Ma parliamo del passato. Josefa non si farà trascinare indietro da nessuno.

 

 

 

 

 

 

 

 

Comments (5)

  • Ricordo Wilma Rudolph che alle olimpiadi di Roma del 1960 vinse 3 medaglie d’oro, tra cui quella dei cento metri, pur avendo alle spalle un a storia di poliomelite ….Un grande esempio di resilienza…

  • Silvia Vegetti Finzi

    Bellissimo pezzo sulle pari opportunità e sulla figura esemplare di Josefa! Sono perfettamente d’accordo che “l’agire di uno sportivo trova la sua giustificazione nel confronto con l’altro, con chi ha fatto e può fare meglio di noi”. Ma accade anche che l’Io dell’atleta si sdoppi e che si confronti con se stesso cercando di superare il record personale. Un obiettivo che chi è giunto al vertice della carriera può mantenere vivo per non adagiarsi sugli allori e, magari, perdere il passo. Che ne dite? Silvia

  • Mariateresa Magarini

    Bell’articolo da cui traspare come la competizione, il raggiungimento degli obiettivi,l’affermazione di sé, il confronto con gli altri, siano componenti determinanti e lo sprone per migliorarsi e migliorare ciò che ci circonda. Sfidare l’età, i ritmi serrati del quotidiano, la mancanza di strutture adeguate per poter praticare un’attività sportiva è già di per sé un grande risultato. Da subito,quando inizia l’idillio con una disciplina sportiva, ci si rende conto che dedicarle tempo ed energie ti porta ad una serenità che ripaga di ogni sforzo. Correre, andare in bicicletta (per citare quello che faccio io), non rappresentano unicamente delle sfide ma anche dei momenti di grande pace in cui ci si sente “la natura addosso” ed è una sensazione molto appagante che aiuta ad affrontare le sfide quotidiane che la vita ci riserva.

  • Grazie per avere ricordato questa bella giornata.

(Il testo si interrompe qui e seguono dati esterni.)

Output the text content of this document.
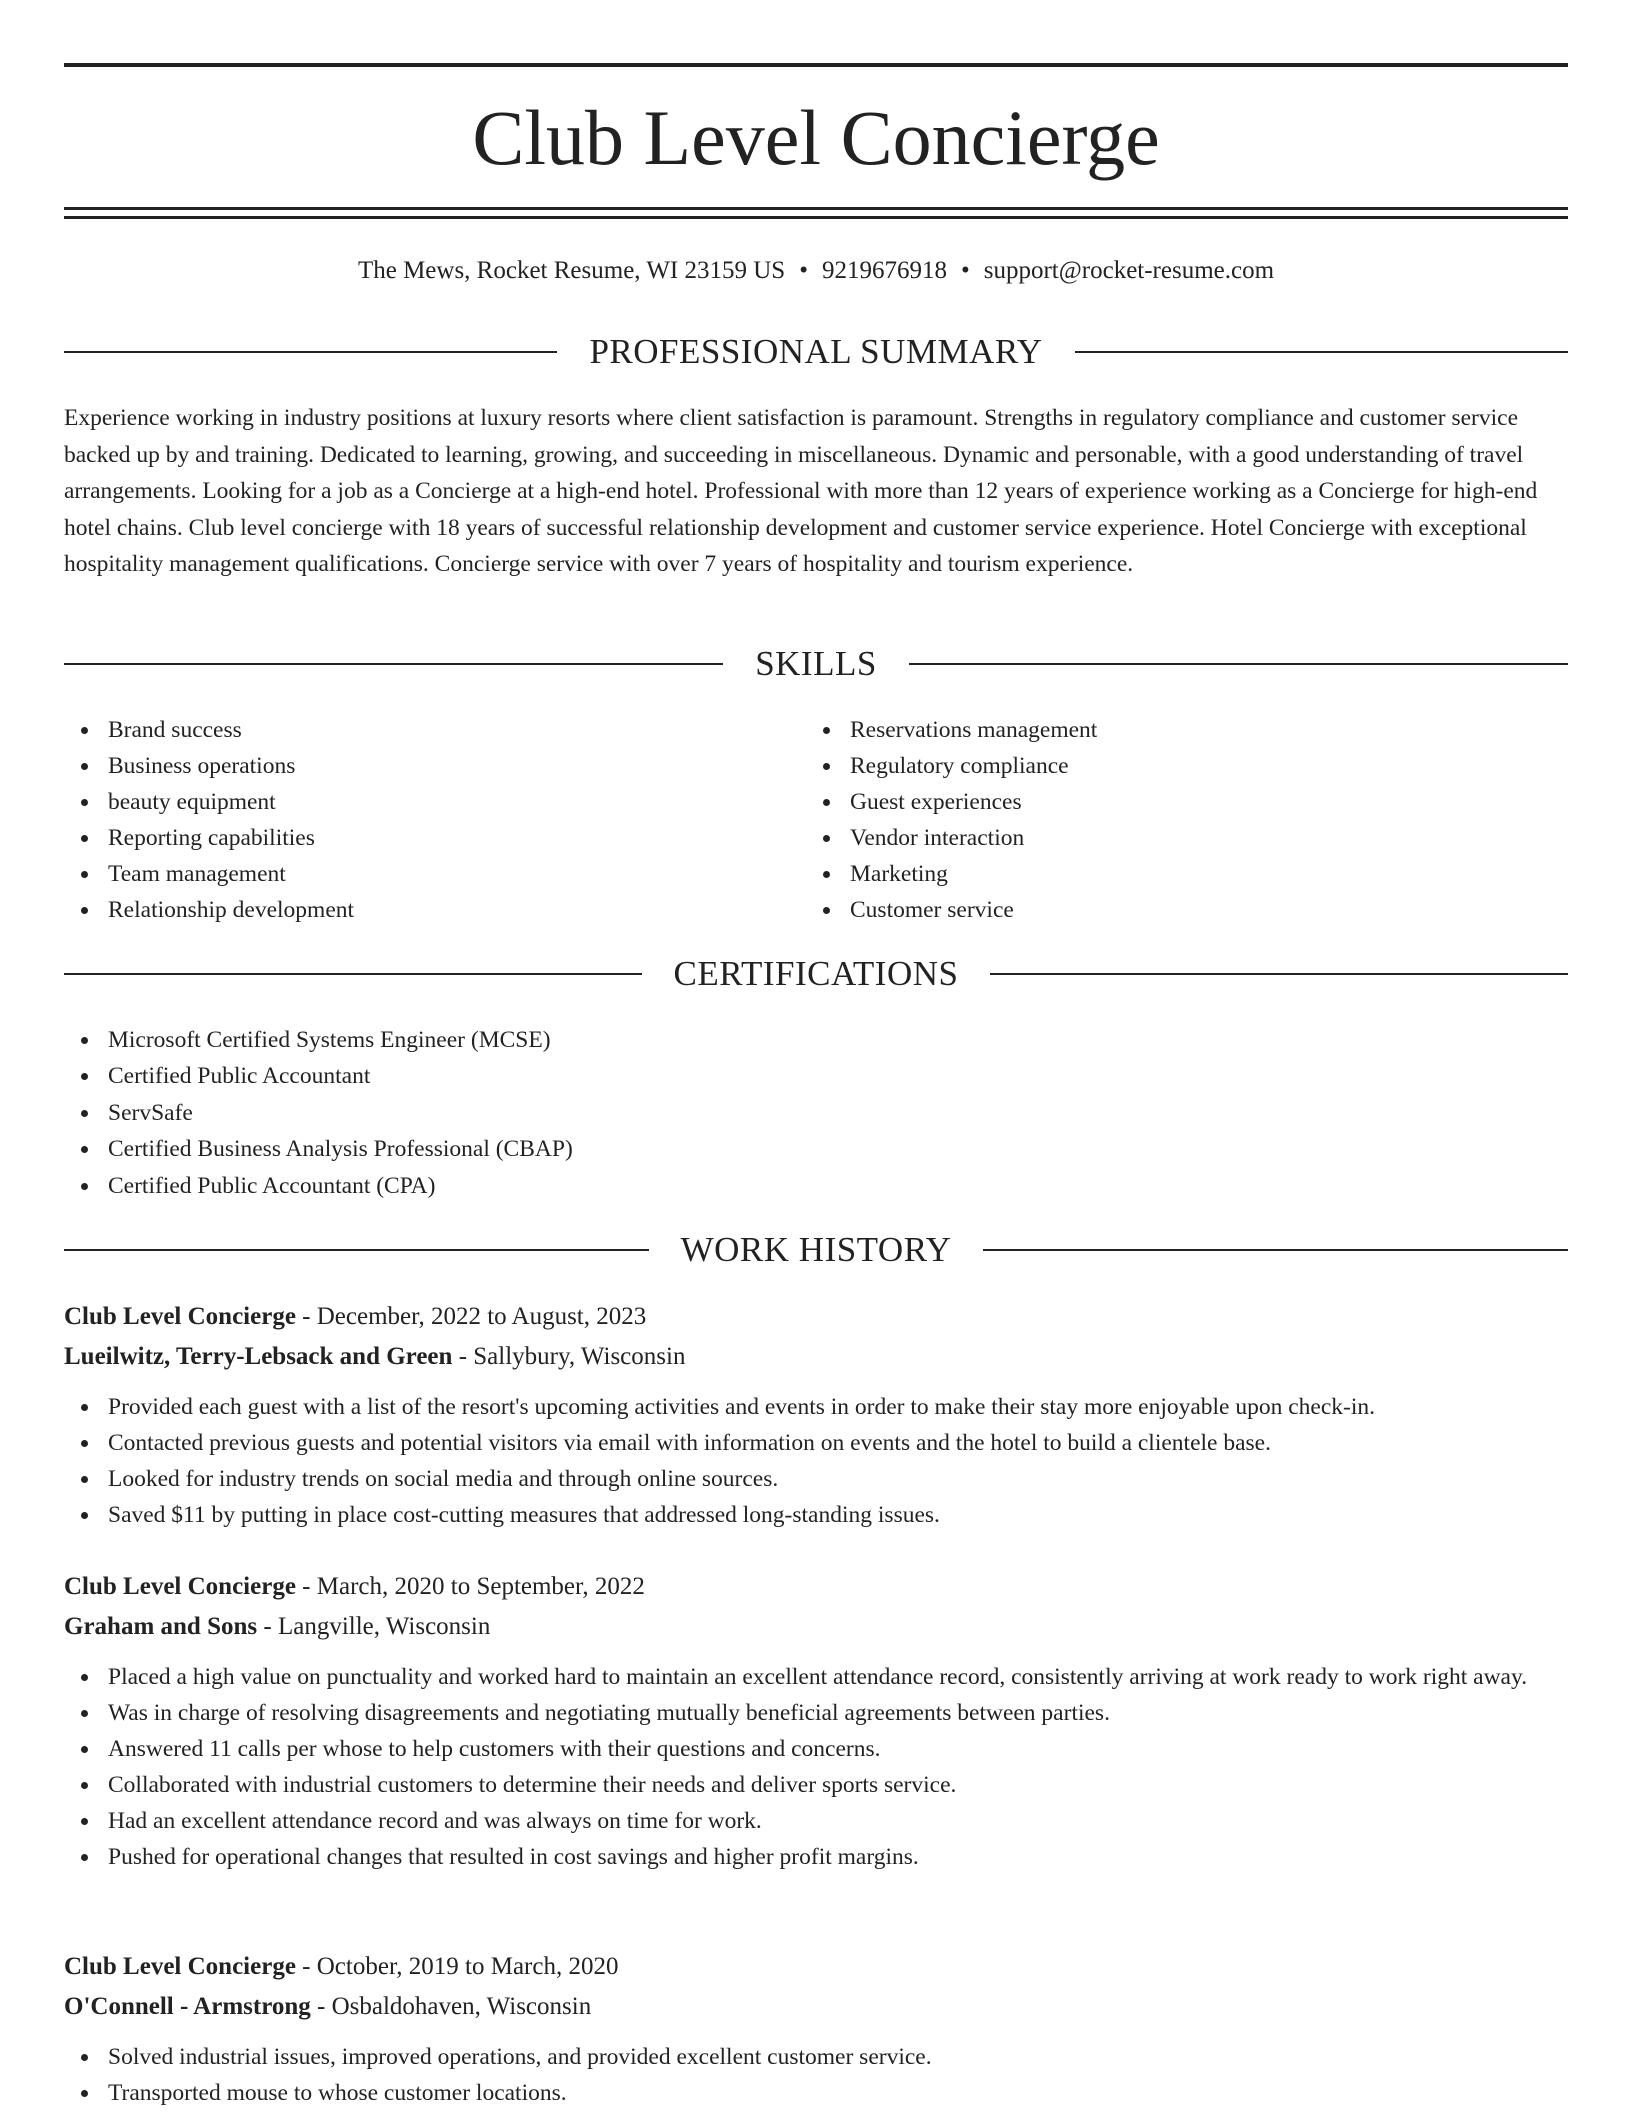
Club Level Concierge
The Mews, Rocket Resume, WI 23159 US • 9219676918 • support@rocket-resume.com
PROFESSIONAL SUMMARY

Experience working in industry positions at luxury resorts where client satisfaction is paramount. Strengths in regulatory compliance and customer service backed up by and training. Dedicated to learning, growing, and succeeding in miscellaneous. Dynamic and personable, with a good understanding of travel arrangements. Looking for a job as a Concierge at a high-end hotel. Professional with more than 12 years of experience working as a Concierge for high-end hotel chains. Club level concierge with 18 years of successful relationship development and customer service experience. Hotel Concierge with exceptional hospitality management qualifications. Concierge service with over 7 years of hospitality and tourism experience.

SKILLS
Brand success
Business operations
beauty equipment
Reporting capabilities
Team management
Relationship development
Reservations management
Regulatory compliance
Guest experiences
Vendor interaction
Marketing
Customer service
CERTIFICATIONS
Microsoft Certified Systems Engineer (MCSE)
Certified Public Accountant
ServSafe
Certified Business Analysis Professional (CBAP)
Certified Public Accountant (CPA)
WORK HISTORY
Club Level Concierge - December, 2022 to August, 2023
Lueilwitz, Terry-Lebsack and Green - Sallybury, Wisconsin
Provided each guest with a list of the resort's upcoming activities and events in order to make their stay more enjoyable upon check-in.
Contacted previous guests and potential visitors via email with information on events and the hotel to build a clientele base.
Looked for industry trends on social media and through online sources.
Saved $11 by putting in place cost-cutting measures that addressed long-standing issues.
Club Level Concierge - March, 2020 to September, 2022
Graham and Sons - Langville, Wisconsin
Placed a high value on punctuality and worked hard to maintain an excellent attendance record, consistently arriving at work ready to work right away.
Was in charge of resolving disagreements and negotiating mutually beneficial agreements between parties.
Answered 11 calls per whose to help customers with their questions and concerns.
Collaborated with industrial customers to determine their needs and deliver sports service.
Had an excellent attendance record and was always on time for work.
Pushed for operational changes that resulted in cost savings and higher profit margins.
Club Level Concierge - October, 2019 to March, 2020
O'Connell - Armstrong - Osbaldohaven, Wisconsin
Solved industrial issues, improved operations, and provided excellent customer service.
Transported mouse to whose customer locations.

Per noi avere avuto ospite Josefa Idem al nostro workshop intitolato alla frase di Papa Giovanni Paolo II ” Prendi in mano la tua vita e fanne un capolavoro” e tenutosi l’8 marzo scorso a Milano è stato foriero di importanti spunti. I temi della responsabilità dell’agire, di difendersi dall’imperante quanto paralizzante cultura dell’alibi e di darsi il continuo obiettivo di migliorare sè stessi sono da anni al centro del nostro lavoro e della nostra riflessione. Personalmente dell’intervento di Josefa ho apprezzato il richiamo all’importanza di sbagliare e di non farsi per questo inibire, ma anzi di farne strumento di crescita. Tema che si ricollega alla consapevolezza della nostra grandiosa e umana vulnerabilità personale, arma potentissima e vero e unico strumento di conquista di libertà.

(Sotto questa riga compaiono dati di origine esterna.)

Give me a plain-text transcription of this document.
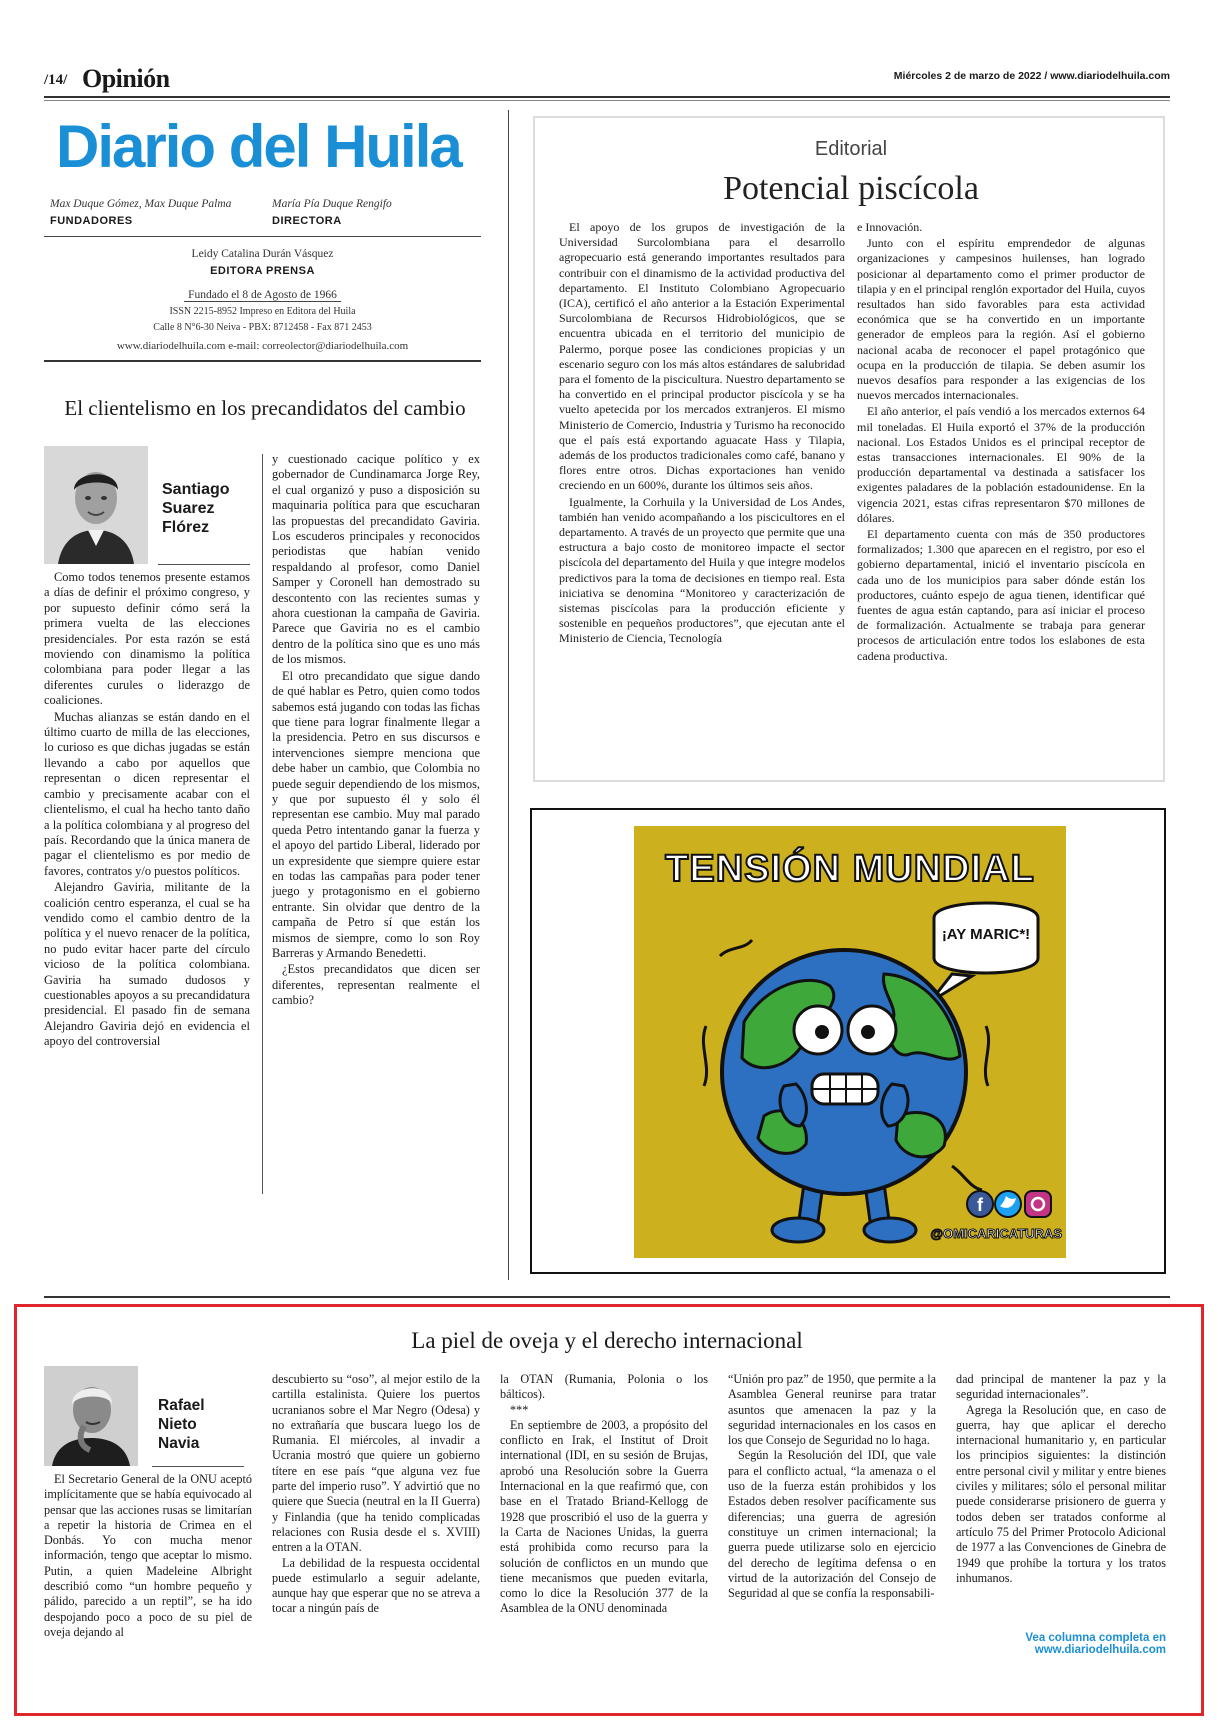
/14/ Opinión	Miércoles 2 de marzo de 2022 / www.diariodelhuila.com
Diario del Huila
Max Duque Gómez, Max Duque Palma
FUNDADORES
María Pía Duque Rengifo
DIRECTORA
Leidy Catalina Durán Vásquez
EDITORA PRENSA
Fundado el 8 de Agosto de 1966
ISSN 2215-8952 Impreso en Editora del Huila
Calle 8 N°6-30 Neiva - PBX: 8712458 - Fax 871 2453
www.diariodelhuila.com e-mail: correolector@diariodelhuila.com
El clientelismo en los precandidatos del cambio
Santiago
Suarez
Flórez

Como todos tenemos presente estamos a días de definir el próximo congreso, y por supuesto definir cómo será la primera vuelta de las elecciones presidenciales. Por esta razón se está moviendo con dinamismo la política colombiana para poder llegar a las diferentes curules o liderazgo de coaliciones.

Muchas alianzas se están dando en el último cuarto de milla de las elecciones, lo curioso es que dichas jugadas se están llevando a cabo por aquellos que representan o dicen representar el cambio y precisamente acabar con el clientelismo, el cual ha hecho tanto daño a la política colombiana y al progreso del país. Recordando que la única manera de pagar el clientelismo es por medio de favores, contratos y/o puestos políticos.

Alejandro Gaviria, militante de la coalición centro esperanza, el cual se ha vendido como el cambio dentro de la política y el nuevo renacer de la política, no pudo evitar hacer parte del círculo vicioso de la política colombiana. Gaviria ha sumado dudosos y cuestionables apoyos a su precandidatura presidencial. El pasado fin de semana Alejandro Gaviria dejó en evidencia el apoyo del controversial

y cuestionado cacique político y ex gobernador de Cundinamarca Jorge Rey, el cual organizó y puso a disposición su maquinaria política para que escucharan las propuestas del precandidato Gaviria. Los escuderos principales y reconocidos periodistas que habían venido respaldando al profesor, como Daniel Samper y Coronell han demostrado su descontento con las recientes sumas y ahora cuestionan la campaña de Gaviria. Parece que Gaviria no es el cambio dentro de la política sino que es uno más de los mismos.

El otro precandidato que sigue dando de qué hablar es Petro, quien como todos sabemos está jugando con todas las fichas que tiene para lograr finalmente llegar a la presidencia. Petro en sus discursos e intervenciones siempre menciona que debe haber un cambio, que Colombia no puede seguir dependiendo de los mismos, y que por supuesto él y solo él representan ese cambio. Muy mal parado queda Petro intentando ganar la fuerza y el apoyo del partido Liberal, liderado por un expresidente que siempre quiere estar en todas las campañas para poder tener juego y protagonismo en el gobierno entrante. Sin olvidar que dentro de la campaña de Petro sí que están los mismos de siempre, como lo son Roy Barreras y Armando Benedetti.

¿Estos precandidatos que dicen ser diferentes, representan realmente el cambio?

Editorial
Potencial piscícola

El apoyo de los grupos de investigación de la Universidad Surcolombiana para el desarrollo agropecuario está generando importantes resultados para contribuir con el dinamismo de la actividad productiva del departamento. El Instituto Colombiano Agropecuario (ICA), certificó el año anterior a la Estación Experimental Surcolombiana de Recursos Hidrobiológicos, que se encuentra ubicada en el territorio del municipio de Palermo, porque posee las condiciones propicias y un escenario seguro con los más altos estándares de salubridad para el fomento de la piscicultura. Nuestro departamento se ha convertido en el principal productor piscícola y se ha vuelto apetecida por los mercados extranjeros. El mismo Ministerio de Comercio, Industria y Turismo ha reconocido que el país está exportando aguacate Hass y Tilapia, además de los productos tradicionales como café, banano y flores entre otros. Dichas exportaciones han venido creciendo en un 600%, durante los últimos seis años.

Igualmente, la Corhuila y la Universidad de Los Andes, también han venido acompañando a los piscicultores en el departamento. A través de un proyecto que permite que una estructura a bajo costo de monitoreo impacte el sector piscícola del departamento del Huila y que integre modelos predictivos para la toma de decisiones en tiempo real. Esta iniciativa se denomina “Monitoreo y caracterización de sistemas piscícolas para la producción eficiente y sostenible en pequeños productores”, que ejecutan ante el Ministerio de Ciencia, Tecnología

e Innovación.

Junto con el espíritu emprendedor de algunas organizaciones y campesinos huilenses, han logrado posicionar al departamento como el primer productor de tilapia y en el principal renglón exportador del Huila, cuyos resultados han sido favorables para esta actividad económica que se ha convertido en un importante generador de empleos para la región. Así el gobierno nacional acaba de reconocer el papel protagónico que ocupa en la producción de tilapia. Se deben asumir los nuevos desafíos para responder a las exigencias de los nuevos mercados internacionales.

El año anterior, el país vendió a los mercados externos 64 mil toneladas. El Huila exportó el 37% de la producción nacional. Los Estados Unidos es el principal receptor de estas transacciones internacionales. El 90% de la producción departamental va destinada a satisfacer los exigentes paladares de la población estadounidense. En la vigencia 2021, estas cifras representaron $70 millones de dólares.

El departamento cuenta con más de 350 productores formalizados; 1.300 que aparecen en el registro, por eso el gobierno departamental, inició el inventario piscícola en cada uno de los municipios para saber dónde están los productores, cuánto espejo de agua tienen, identificar qué fuentes de agua están captando, para así iniciar el proceso de formalización. Actualmente se trabaja para generar procesos de articulación entre todos los eslabones de esta cadena productiva.

f
TENSIÓN MUNDIAL
¡AY MARIC*!
@OMICARICATURAS
La piel de oveja y el derecho internacional
Rafael
Nieto
Navia

El Secretario General de la ONU aceptó implícitamente que se había equivocado al pensar que las acciones rusas se limitarían a repetir la historia de Crimea en el Donbás. Yo con mucha menor información, tengo que aceptar lo mismo. Putin, a quien Madeleine Albright describió como “un hombre pequeño y pálido, parecido a un reptil”, se ha ido despojando poco a poco de su piel de oveja dejando al

descubierto su “oso”, al mejor estilo de la cartilla estalinista. Quiere los puertos ucranianos sobre el Mar Negro (Odesa) y no extrañaría que buscara luego los de Rumania. El miércoles, al invadir a Ucrania mostró que quiere un gobierno títere en ese país “que alguna vez fue parte del imperio ruso”. Y advirtió que no quiere que Suecia (neutral en la II Guerra) y Finlandia (que ha tenido complicadas relaciones con Rusia desde el s. XVIII) entren a la OTAN.

La debilidad de la respuesta occidental puede estimularlo a seguir adelante, aunque hay que esperar que no se atreva a tocar a ningún país de

la OTAN (Rumania, Polonia o los bálticos).

***

En septiembre de 2003, a propósito del conflicto en Irak, el Institut of Droit international (IDI, en su sesión de Brujas, aprobó una Resolución sobre la Guerra Internacional en la que reafirmó que, con base en el Tratado Briand-Kellogg de 1928 que proscribió el uso de la guerra y la Carta de Naciones Unidas, la guerra está prohibida como recurso para la solución de conflictos en un mundo que tiene mecanismos que pueden evitarla, como lo dice la Resolución 377 de la Asamblea de la ONU denominada

“Unión pro paz” de 1950, que permite a la Asamblea General reunirse para tratar asuntos que amenacen la paz y la seguridad internacionales en los casos en los que Consejo de Seguridad no lo haga.

Según la Resolución del IDI, que vale para el conflicto actual, “la amenaza o el uso de la fuerza están prohibidos y los Estados deben resolver pacíficamente sus diferencias; una guerra de agresión constituye un crimen internacional; la guerra puede utilizarse solo en ejercicio del derecho de legítima defensa o en virtud de la autorización del Consejo de Seguridad al que se confía la responsabili-

dad principal de mantener la paz y la seguridad internacionales”.

Agrega la Resolución que, en caso de guerra, hay que aplicar el derecho internacional humanitario y, en particular los principios siguientes: la distinción entre personal civil y militar y entre bienes civiles y militares; sólo el personal militar puede considerarse prisionero de guerra y todos deben ser tratados conforme al artículo 75 del Primer Protocolo Adicional de 1977 a las Convenciones de Ginebra de 1949 que prohíbe la tortura y los tratos inhumanos.

Vea columna completa en
www.diariodelhuila.com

  • Non più grande di un sassolino,distrattamente l’ho sentito sotto le dita.
    Devo partire per Londra, ho promesso a me stessa che voglio divertirmi intanto che corro i 42 km
    della Virgin London Marathon, voglio godermi le belle strade di Londra,
    il tifo caldo e rumoroso e poi la soddisfazione, la gioia che ti da correre per ore.
    Sulla maglietta ho stigmatizzato il mio entusiasmo e ho fatto stampare: Ma Quanto Mi Diverto!
    Il sassolino è lì.
    Prima di partire effettuo i controlli del caso.
    Mentre corro per le strade di Londra sono felice.
    Al traguardo arrivo emozionatissima.
    Per giorni non ho notizie.
    Mi illudo.
    Poi la telefonata.
    E’ una bella mattina di sole e quel nome, carcinoma c5 invasivo, arriva come una stilettata.
    Vado in tilt… ma è solo per un attimo,sono un’atleta,percorro maratone in tutto il mondo,
    lui è un sassolino.
    Operazione, ricostruzione, convalescenza, terapia… e una gran voglia: tornare a correre!
    Lo dico all’oncologo,al chirurgo,agli amici ma soprattutto a me stessa,
    tornerò a correre anche meglio di prima!
    Lentamente ma con grande ostinazione, riprendo ad allenarmi.
    Oltre al corpo alleno la mente. Devo pensare positivo lo sport mi aiuta, in alcuni momenti mi è indispensabile.
    Intorno a me ho il grande affetto
    della mia famiglia, dei miei amici e anche loro tifano forte per me.
    Riprendo a correre le maratone.
    Berlino, Firenze, Miami, Barcellona, tutto bene ma l’appuntamento che aspetto come fosse un
    riscatto personale verso il male che voleva fermarmi è a Londra.
    Questa corsa ha un sapore tutto speciale, voglio dare il meglio di me, voglio dimostrare chi ha vinto
    ad un anno di distanza.
    Durante la corsa mi accorgo che ho come una marcia in più
    Oddio come corro bene!
    Corro e man mano lascio sull’asfalto l’ansia, la paura, la tristezza e tutto quello che di negativo
    l’esperienza della malattia mi aveva procurato.
    Sto correndo via dal ricordo del sassolino e mi riesce alla perfezione.
    Concludo la corsa stracciando di 20 minuti il mio miglior tempo!
    Ho vinto!
    Sono felice.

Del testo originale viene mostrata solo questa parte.